[darcs-devel] announcing darcs 2.0.0pre1, the first prerelease for darcs 2
droundy at darcs.net
Fri Dec 14 03:12:45 UTC 2007
On Thu, Dec 13, 2007 at 09:50:50AM +0000, Simon Marlow wrote:
> Simon Marlow wrote:
> >David Roundy wrote:
> >>Yikes! That's actually a very surprising bug. I'd be interested in
> >>hearing if it shows up if you run a darcs2 optimize first? Either way,
> >>of course, it's a serious bug, but that'd give a hint where the
> >>trouble is.
> >darcs2 check has nearly finished... yup, the repository is consistent.
> >Trying optimise now...
> darcs2 optimize was killed by the OS after 5 minutes for using up all my
> memory :-(
Okay, I'm pushing the fix for this now (and it should hit the hashed darcs
repository in about an hour, and the old-fashioned darcs repository maybe
an hour after that--tests need running). We were being way to strict in
our reading of the repository. I needed to redefine the (poorly named)

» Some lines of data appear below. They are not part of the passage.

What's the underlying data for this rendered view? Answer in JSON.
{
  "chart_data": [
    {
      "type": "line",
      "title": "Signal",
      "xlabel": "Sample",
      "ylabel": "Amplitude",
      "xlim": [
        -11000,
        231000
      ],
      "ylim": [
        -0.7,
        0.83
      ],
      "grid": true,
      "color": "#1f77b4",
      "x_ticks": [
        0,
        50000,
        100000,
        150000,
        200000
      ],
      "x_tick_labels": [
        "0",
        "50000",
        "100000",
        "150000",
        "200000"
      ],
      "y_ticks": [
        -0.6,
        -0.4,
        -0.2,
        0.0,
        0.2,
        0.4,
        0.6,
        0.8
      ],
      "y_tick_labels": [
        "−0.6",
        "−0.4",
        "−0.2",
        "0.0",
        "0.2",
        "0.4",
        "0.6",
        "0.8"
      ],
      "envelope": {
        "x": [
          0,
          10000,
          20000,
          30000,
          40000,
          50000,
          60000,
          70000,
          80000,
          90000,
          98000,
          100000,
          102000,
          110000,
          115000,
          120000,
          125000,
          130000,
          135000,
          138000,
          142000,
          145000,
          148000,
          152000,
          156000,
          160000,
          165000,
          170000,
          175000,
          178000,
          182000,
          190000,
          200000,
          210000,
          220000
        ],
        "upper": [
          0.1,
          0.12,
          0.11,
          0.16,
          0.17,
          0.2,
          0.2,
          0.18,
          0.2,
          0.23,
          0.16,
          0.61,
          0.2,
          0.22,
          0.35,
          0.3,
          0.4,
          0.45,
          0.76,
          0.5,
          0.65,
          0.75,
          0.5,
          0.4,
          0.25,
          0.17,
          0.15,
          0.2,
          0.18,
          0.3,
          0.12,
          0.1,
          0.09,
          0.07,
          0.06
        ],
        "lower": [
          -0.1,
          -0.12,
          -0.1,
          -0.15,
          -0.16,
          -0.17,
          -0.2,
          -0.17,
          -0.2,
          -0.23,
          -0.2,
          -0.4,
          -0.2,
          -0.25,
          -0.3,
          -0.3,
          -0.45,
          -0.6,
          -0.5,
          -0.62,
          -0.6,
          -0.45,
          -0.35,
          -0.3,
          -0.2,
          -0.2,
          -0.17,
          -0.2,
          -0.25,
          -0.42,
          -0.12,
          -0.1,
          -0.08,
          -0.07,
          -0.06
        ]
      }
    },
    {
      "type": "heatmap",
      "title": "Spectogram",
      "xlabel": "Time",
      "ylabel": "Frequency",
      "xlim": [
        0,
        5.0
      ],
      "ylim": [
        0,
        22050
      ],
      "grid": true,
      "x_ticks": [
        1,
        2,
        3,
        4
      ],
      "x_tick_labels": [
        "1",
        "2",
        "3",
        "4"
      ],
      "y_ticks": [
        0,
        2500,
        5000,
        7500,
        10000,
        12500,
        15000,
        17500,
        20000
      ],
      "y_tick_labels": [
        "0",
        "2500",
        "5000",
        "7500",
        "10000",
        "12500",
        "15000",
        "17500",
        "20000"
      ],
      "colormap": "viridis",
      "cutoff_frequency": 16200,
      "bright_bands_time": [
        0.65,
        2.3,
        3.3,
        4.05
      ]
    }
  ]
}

Hopefully data type in order to allow us to delay reading of patch files
longer. Optimize now takes 3-6 seconds (depending on cache state) with
profiling enabled, versus previously 30 minutes without profiling enabled
(presumably I've got more RAM than you do).
Hopefully tomorrow you can resume testing with a somewhat-less-embarassing
version of darcs 2.
Still on my todo list (of issues that you've reported):
1. enabling timestamp tracking for darcs whatsnew (and record, etc)
2. figuring out a nice way to speed up a lazy darcs get. Currently it
grabs each file in the repository individually. This means we're not
harmed by long history, but we suffer greatly in repositories having
many small files. Note that these grabs are cached (if you enable a
cache) so a second get of the same (or a similar) repository would be
lightning fast. But something should be done to (perhaps optionally)
speed up darcs gets. Perhaps we could download a tarball of
_darcs/pristine.hashed with which to seed the cache (or our own
prisine.hashed). We could do similarly with the patches directory, in
fact. And in neither case would an "old" tarball harm us in any way
(except requiring that we grab a few more files).